Diferentemente dos anos anteriores, a Semana não contará nesta edição com uma mostra competitiva. A seleção oficial foi ampliada e reúne 32 filmes (lista completa abaixo), selecionados pela equipe do festival e por curadores convidados, que tiveram encontros periódicos, ao longo de três meses, para ver, rever, discutir e propor a programação atual. “A programação da Semana, mais uma vez, aposta em filmes que se destacam no processo de seleção, por aquilo que têm de particular, pelos riscos que correm, pelas investigações de linguagem, pela experimentação. O conjunto final é muito diverso, mas tem em comum a pulsão do cinema, da criação sem amarras, em sintonia com o seu tempo”, explica Daniel Queiroz, um dos curadores, e exemplifica: “Temos filmes relacionados a questões políticas da história recente do Brasil (inclusive um documentário filmado durante a greve dos caminhoneiros); obras que trazem questões raciais e de gênero, que tratam da luta por moradia, de ocupação das cidades, dentre outros. Os temas são diversos, mas nos interessa muito, para além dos temas em si, a forma com que os filmes lidam com eles, a construção realizada, o uso inteligente da linguagem cinematográfica, propiciando obras que se destacam no cenário brasileiro contemporâneo”.

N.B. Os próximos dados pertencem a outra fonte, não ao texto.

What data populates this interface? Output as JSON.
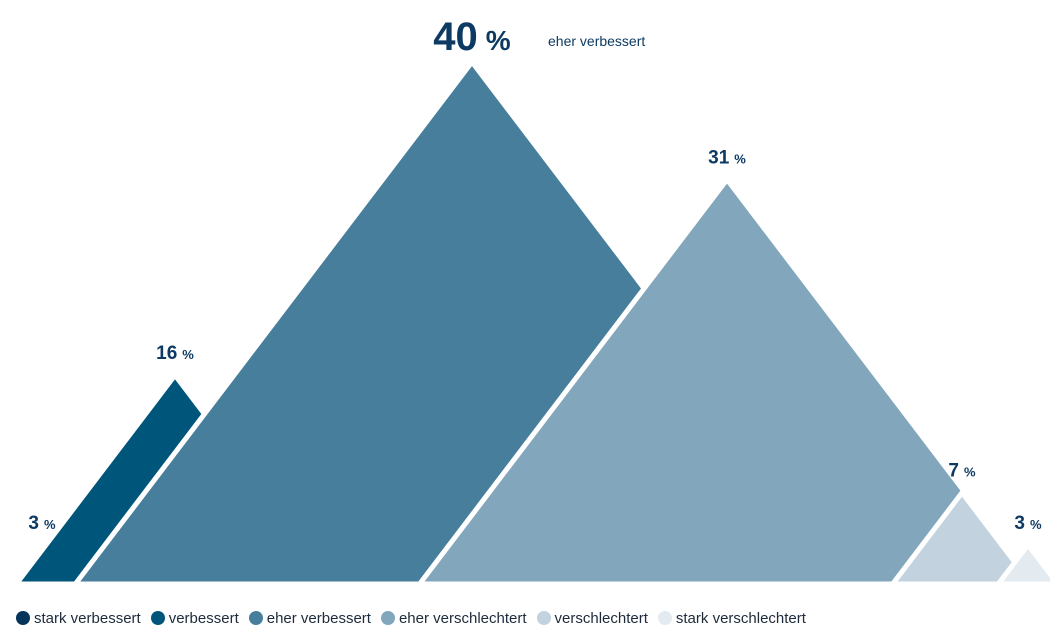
{
  "chart_data": {
    "type": "bar",
    "title": "",
    "xlabel": "",
    "ylabel": "",
    "ylim": [
      0,
      40
    ],
    "categories": [
      "stark verbessert",
      "verbessert",
      "eher verbessert",
      "eher verschlechtert",
      "verschlechtert",
      "stark verschlechtert"
    ],
    "values": [
      3,
      16,
      40,
      31,
      7,
      3
    ],
    "value_labels": [
      "3",
      "16",
      "40",
      "31",
      "7",
      "3"
    ],
    "unit": "%",
    "highlight_label": "eher verbessert",
    "colors": [
      "#06355c",
      "#00557a",
      "#467e9b",
      "#82a6bb",
      "#c2d3df",
      "#e3ebf1"
    ],
    "legend_position": "bottom-left",
    "grid": false
  }
}
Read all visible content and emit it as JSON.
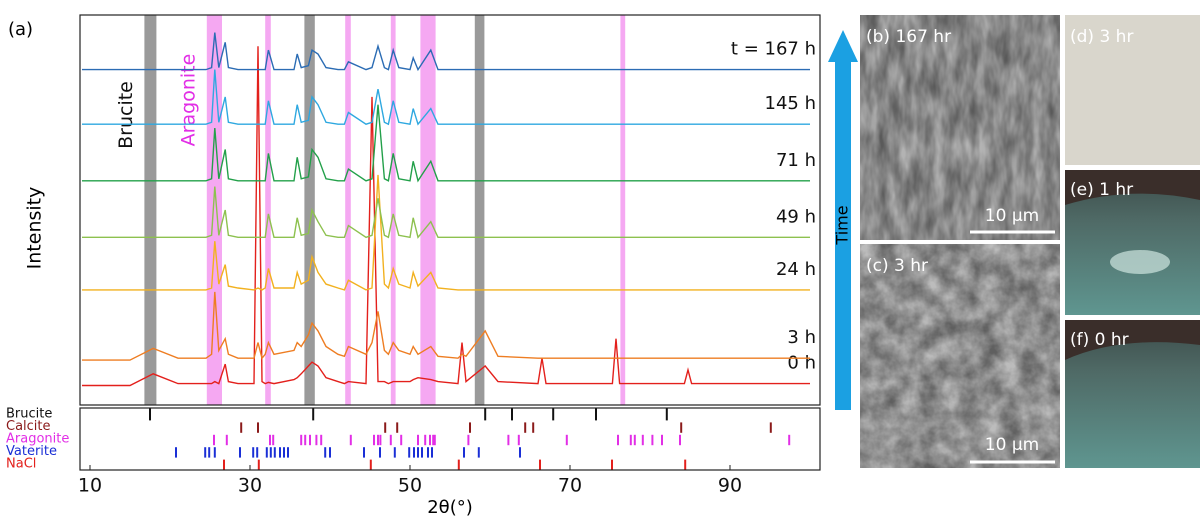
{
  "chart_data": [
    {
      "type": "line",
      "panel_label": "(a)",
      "ylabel": "Intensity",
      "xlim": [
        8.75,
        101.25
      ],
      "ylim": [
        0,
        100
      ],
      "x": [
        9,
        15,
        17.9,
        21,
        24.5,
        25.2,
        25.6,
        26.1,
        26.9,
        27.3,
        28.5,
        30.5,
        31,
        31.5,
        31.9,
        32.3,
        33,
        35.5,
        35.9,
        36.4,
        37.3,
        37.75,
        38.5,
        39.5,
        41,
        41.8,
        42.3,
        44.5,
        45.25,
        46,
        46.8,
        47.3,
        47.9,
        48.6,
        50,
        50.4,
        51,
        52.6,
        53.5,
        56,
        56.5,
        57,
        59.4,
        61,
        66,
        66.5,
        67,
        75.3,
        75.75,
        76.2,
        84.3,
        84.75,
        85.2,
        100
      ],
      "series": [
        {
          "name": "0 h",
          "color": "#e3201c",
          "values": [
            5,
            5,
            8,
            5.5,
            5.5,
            5.5,
            6,
            5.5,
            10.5,
            6,
            5.5,
            5.5,
            92,
            6,
            5.5,
            5.8,
            5.5,
            6.5,
            7,
            8,
            10,
            11,
            10,
            7,
            6,
            5.5,
            6,
            5.5,
            79,
            6,
            6,
            5.5,
            6,
            6,
            6,
            6.5,
            7,
            6.5,
            6,
            5.5,
            16,
            6,
            10,
            6,
            5.5,
            12,
            5.5,
            5.5,
            17,
            5.5,
            5.5,
            9,
            5.5,
            5.5
          ]
        },
        {
          "name": "3 h",
          "color": "#ee7d22",
          "values": [
            11.5,
            11.5,
            14.5,
            12,
            12,
            13,
            29,
            14,
            17,
            13,
            12,
            12,
            16,
            12,
            13,
            16,
            13,
            14,
            16,
            15,
            18,
            21,
            19,
            15,
            13,
            12.5,
            15,
            13,
            16,
            24,
            14,
            13,
            16,
            14,
            13,
            15,
            13,
            15,
            12.5,
            12,
            13,
            12.5,
            19,
            12.5,
            12,
            12,
            12,
            12,
            12,
            12,
            12,
            12,
            12,
            12
          ]
        },
        {
          "name": "24 h",
          "color": "#f2b11f",
          "values": [
            29.5,
            29.5,
            29.5,
            29.5,
            29.5,
            30,
            42,
            31,
            36,
            30.5,
            30,
            29.5,
            30,
            29.5,
            30,
            35,
            30,
            30,
            34,
            31,
            32,
            38,
            34,
            31,
            30,
            29.5,
            32,
            29.5,
            30,
            59,
            31,
            30,
            35,
            31,
            30,
            34,
            30.5,
            34,
            30,
            29.5,
            29.5,
            29.5,
            29.5,
            29.5,
            29.5,
            29.5,
            29.5,
            29.5,
            29.5,
            29.5,
            29.5,
            29.5,
            29.5,
            29.5
          ]
        },
        {
          "name": "49 h",
          "color": "#8dc14f",
          "values": [
            43,
            43,
            43,
            43,
            43,
            43.5,
            56,
            43.5,
            50,
            43.5,
            43,
            43,
            43,
            43,
            43,
            49,
            43,
            43,
            48,
            43.5,
            44,
            50,
            47,
            43.5,
            43,
            43,
            46,
            43,
            43.5,
            53,
            43.5,
            43,
            49,
            43.5,
            43,
            48,
            43,
            47,
            43,
            43,
            43,
            43,
            43,
            43,
            43,
            43,
            43,
            43,
            43,
            43,
            43,
            43,
            43,
            43
          ]
        },
        {
          "name": "71 h",
          "color": "#23a04a",
          "values": [
            57.5,
            57.5,
            57.5,
            57.5,
            57.5,
            58,
            71,
            58,
            65.5,
            58,
            57.5,
            57.5,
            57.5,
            57.5,
            57.5,
            64.5,
            57.5,
            57.5,
            63.5,
            58,
            58.5,
            65.5,
            63.5,
            58,
            57.5,
            57.5,
            60.5,
            57.5,
            58,
            77,
            58,
            57.5,
            64.5,
            58,
            57.5,
            62.5,
            57.5,
            62.5,
            57.5,
            57.5,
            57.5,
            57.5,
            57.5,
            57.5,
            57.5,
            57.5,
            57.5,
            57.5,
            57.5,
            57.5,
            57.5,
            57.5,
            57.5,
            57.5
          ]
        },
        {
          "name": "145 h",
          "color": "#2ea8e0",
          "values": [
            72,
            72,
            72,
            72,
            72,
            72.5,
            86,
            72.5,
            79,
            72.5,
            72,
            72,
            72,
            72,
            72,
            78,
            72,
            72,
            77,
            72.5,
            73,
            79,
            77,
            72.5,
            72,
            72,
            75,
            72,
            72.5,
            81,
            72.5,
            72,
            78,
            72.5,
            72,
            76,
            72,
            76,
            72,
            72,
            72,
            72,
            72,
            72,
            72,
            72,
            72,
            72,
            72,
            72,
            72,
            72,
            72,
            72
          ]
        },
        {
          "name": "t = 167 h",
          "color": "#2b6cb4",
          "values": [
            86,
            86,
            86,
            86,
            86,
            86.5,
            95.5,
            86.5,
            93,
            86.5,
            86,
            86,
            86,
            86,
            86,
            91,
            86,
            86,
            90,
            86.5,
            87,
            91,
            90,
            86.5,
            86,
            86,
            88,
            86,
            86.5,
            92,
            86.5,
            86,
            91,
            86.5,
            86,
            89,
            86,
            91,
            86,
            86,
            86,
            86,
            86,
            86,
            86,
            86,
            86,
            86,
            86,
            86,
            86,
            86,
            86,
            86
          ]
        }
      ],
      "bands": [
        {
          "label": "Brucite",
          "color": "#9a9a9a",
          "ranges": [
            [
              16.8,
              18.3
            ],
            [
              36.8,
              38.1
            ],
            [
              58.1,
              59.3
            ]
          ]
        },
        {
          "label": "Aragonite",
          "color": "#f5a8f2",
          "ranges": [
            [
              24.6,
              26.5
            ],
            [
              31.9,
              32.6
            ],
            [
              41.9,
              42.6
            ],
            [
              47.6,
              48.2
            ],
            [
              51.3,
              53.2
            ],
            [
              76.3,
              76.9
            ]
          ]
        }
      ]
    },
    {
      "type": "reference",
      "xlabel": "2θ(°)",
      "xlim": [
        8.75,
        101.25
      ],
      "xticks": [
        10,
        30,
        50,
        70,
        90
      ],
      "series": [
        {
          "name": "Brucite",
          "color": "#111111",
          "positions": [
            17.5,
            37.9,
            59.4,
            62.75,
            67.9,
            73.25,
            82.1
          ]
        },
        {
          "name": "Calcite",
          "color": "#8b1a1a",
          "positions": [
            28.9,
            31,
            46.9,
            48.4,
            57.5,
            64.4,
            65.4,
            83.9,
            95.1
          ]
        },
        {
          "name": "Aragonite",
          "color": "#e22ee6",
          "positions": [
            25.5,
            27.1,
            32.5,
            32.9,
            36.4,
            36.9,
            37.5,
            38.3,
            38.9,
            42.6,
            45.5,
            46,
            46.3,
            47.6,
            48.9,
            51,
            51.9,
            52.5,
            52.9,
            53.1,
            57.3,
            62.3,
            63.6,
            69.6,
            76,
            77.6,
            78.1,
            79.1,
            80.3,
            81.5,
            83.75,
            97.4
          ]
        },
        {
          "name": "Vaterite",
          "color": "#1a2fd6",
          "positions": [
            20.75,
            24.4,
            24.9,
            25.6,
            28.75,
            30.4,
            30.9,
            32.1,
            32.6,
            33.1,
            33.75,
            34.25,
            34.75,
            39.4,
            40,
            44.25,
            46.25,
            48.1,
            49.9,
            50.5,
            51,
            51.5,
            52.25,
            52.75,
            56.75,
            58.6,
            63.75
          ]
        },
        {
          "name": "NaCl",
          "color": "#e3201c",
          "positions": [
            26.75,
            31.1,
            45.1,
            56.1,
            66.25,
            75.25,
            84.4
          ]
        }
      ]
    }
  ],
  "arrow_label": "Time",
  "panels": [
    {
      "label": "(b) 167 hr",
      "scale_bar": "10 μm"
    },
    {
      "label": "(c) 3 hr",
      "scale_bar": "10 μm"
    },
    {
      "label": "(d) 3 hr"
    },
    {
      "label": "(e) 1 hr"
    },
    {
      "label": "(f) 0 hr"
    }
  ]
}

Uma das propostas da Semana é diminuir cada vez mais o ar de disputa entre as obras e privilegiar as experiências coletivas propiciadas por cada sessão. Ao mesmo tempo, o festival manterá um júri de estudantes e júris parceiros com a proposta de que acompanhem a programação e indiquem destaques, dando continuidade a contribuição com a carreira de filmes que podem se beneficiar com as avaliações recebidas. A mostra também adotará este ano, pela primeira vez, um júri popular, que votará em seus filmes preferidos nas sessões realizadas no Estação Net Botafogo e no Cine Arte UFF.
A 10ª Semana apresentará ainda outras três mostras: a Retrospectiva André Novais Oliveira, com cinco filmes do premiado diretor de Contagem (MG)cabíria, incluindo seu novo trabalho, Temporada (melhor filme no último Festival de Brasília); a mostra ‘Como mito desmontado, amanhã recomeço’, na qual a curadora e pesquisadora Patrícia Mourão apresenta, pela terceira vez no festival, uma sessão que busca trabalhar com o deslocamento de obras das salas de galerias e museus para a tela do cinema; e a Circuito Sesc – Semana de Cinema, com a exibição de 10 filmes cariocas.
O encerramento da 10º Semana será realizado no dia 28 de novembro, no Estação Net Botafogo, às 21h, com a exibição do curta El Meraya, de Melissa Dullius e Gustavo Jahn; e do longa Sedução da carne, de Julio Bressane. Parque Oeste, de Fabiano Assis, e NoirBlue, de Ana Pi, encerra a programação de Niterói no mesmo dia as 18h30.
Materclasses, debates e oficinas
Além de ampliar o circuito, a 10ª Semana aumentou o número de eventos paralelos. Serão realizadas seis masterclasses: os convidados são o homenageado dessa edição, o diretor mineiro André Novais Oliveira; o curador Daniel Queiroz; os Irmãos Carvalho – Os irmãos gêmeos Marcos e Eduardo Carvalho, cineastas do morro do Salgueiro; a programadora e doutora em cinema Patrícia Mourão; os realizadores, pesquisadores e críticos Leonardo Amaral e Roberto Cotta e a diretora mineira Juliana Antunes. Haverá também oficinas promovidas pelo Prêmio Cabíria de Roteiro, além dos debates ‘Quanto vale um curta-metragem?’, que tomará como ponto de partida a discussão sobre a produção no formato para comentar as novas regras de pontuação da Ancine e ‘As mulheres e as funções técnicas’, que discuturá o que há de feminino no fazer cinema, especificamente no desempenho de funções técnicas.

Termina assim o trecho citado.